Angelou’s prose reads clearly like spring water or like having a conversation with a loved one and it is in this tone she reveals her story to the reader. No event is out of place as each point of her life, her childhood in the south, moving to California, her rape and etc. were folded into the narrative to understand the young Maya Angelou. She exceeded the narrative that was self-focused and explored the environments she was raised in and the experiences of her dear ones. All this was collapsing into an ending which the reader could’ve never predicted, even though the narrative suggests it would happen.
Successful drama is uniquely rare. More often attempts at drama delve into melodrama and forced themes. Instead Angelou controls it bravely. It is well measured and doesn’t ever toe the line of melodrama even when speaking of childhood drama. It is an impressive feat that demands a close eye to study.
“The city [San Francisco] became for me the ideal of what I wanted to be as a grownup. Friendly but never gushing, cool but not frigid or distant, distinguished without the awful stiffness.”

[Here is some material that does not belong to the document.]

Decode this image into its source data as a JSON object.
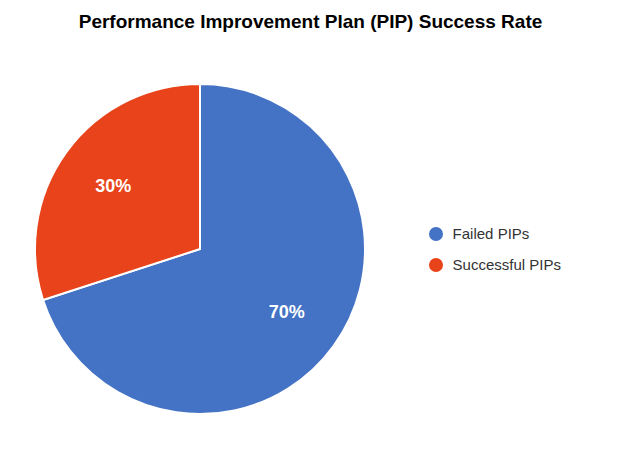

Although the San Francisco she speaks about might be gone there is a sentiment here which many might identify. We want to live in places that either embody ourselves or our aspirations of becoming. It is entirely possible that we fail on our quest of becoming what we see in the city and it is more likely that we will find more of the same problem where ever we move to, but though hope’s persistence that we try anyway.

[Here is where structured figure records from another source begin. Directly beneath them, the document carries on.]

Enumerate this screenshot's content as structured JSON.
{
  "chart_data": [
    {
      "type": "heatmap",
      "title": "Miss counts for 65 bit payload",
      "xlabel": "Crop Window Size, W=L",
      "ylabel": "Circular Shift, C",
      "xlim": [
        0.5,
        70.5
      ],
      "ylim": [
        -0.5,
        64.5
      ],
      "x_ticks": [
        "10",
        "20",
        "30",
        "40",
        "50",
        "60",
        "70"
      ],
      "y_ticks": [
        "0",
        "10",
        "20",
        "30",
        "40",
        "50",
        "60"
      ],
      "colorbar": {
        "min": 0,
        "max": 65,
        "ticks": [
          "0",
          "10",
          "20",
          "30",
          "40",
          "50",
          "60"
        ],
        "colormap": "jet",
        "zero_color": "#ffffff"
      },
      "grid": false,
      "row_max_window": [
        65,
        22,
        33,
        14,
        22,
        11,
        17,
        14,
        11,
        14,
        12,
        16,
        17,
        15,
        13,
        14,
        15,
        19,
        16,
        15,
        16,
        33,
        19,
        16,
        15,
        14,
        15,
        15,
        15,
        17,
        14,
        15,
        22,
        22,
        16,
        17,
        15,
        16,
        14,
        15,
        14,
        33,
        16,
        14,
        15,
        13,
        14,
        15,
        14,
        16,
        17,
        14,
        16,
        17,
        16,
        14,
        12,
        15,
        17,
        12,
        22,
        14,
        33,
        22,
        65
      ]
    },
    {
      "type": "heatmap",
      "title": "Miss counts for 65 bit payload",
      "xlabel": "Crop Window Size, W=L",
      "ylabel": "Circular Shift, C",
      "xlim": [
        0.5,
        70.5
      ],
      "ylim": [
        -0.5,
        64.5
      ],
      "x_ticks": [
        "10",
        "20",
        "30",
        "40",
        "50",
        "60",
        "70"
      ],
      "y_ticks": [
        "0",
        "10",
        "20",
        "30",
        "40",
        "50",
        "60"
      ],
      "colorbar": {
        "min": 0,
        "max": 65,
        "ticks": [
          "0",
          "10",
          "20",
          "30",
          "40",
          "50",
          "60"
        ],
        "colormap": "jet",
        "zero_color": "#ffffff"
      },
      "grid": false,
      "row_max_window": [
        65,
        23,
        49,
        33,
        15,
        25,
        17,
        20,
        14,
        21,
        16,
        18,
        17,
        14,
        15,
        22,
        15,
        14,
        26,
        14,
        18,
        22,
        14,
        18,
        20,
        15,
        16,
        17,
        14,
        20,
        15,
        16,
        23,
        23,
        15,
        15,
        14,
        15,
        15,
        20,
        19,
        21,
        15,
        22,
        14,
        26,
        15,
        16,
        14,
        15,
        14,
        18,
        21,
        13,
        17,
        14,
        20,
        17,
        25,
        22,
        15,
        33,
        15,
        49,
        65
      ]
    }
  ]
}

“The fact that the adult American Negro female emerges a formidable character is often met with amazement, distaste and even belligerence. It is seldom accepted as an inevitable outcome of the struggle won by survivors and deserves respect if not enthusiastic acceptance. “
The caged bird sings because it has grown formidable in its confines. It has little knowledge of freedom and still it sings because within the captivity it has found strength. I would like to wager that the caged bird might have even found a slice of happiness of its own.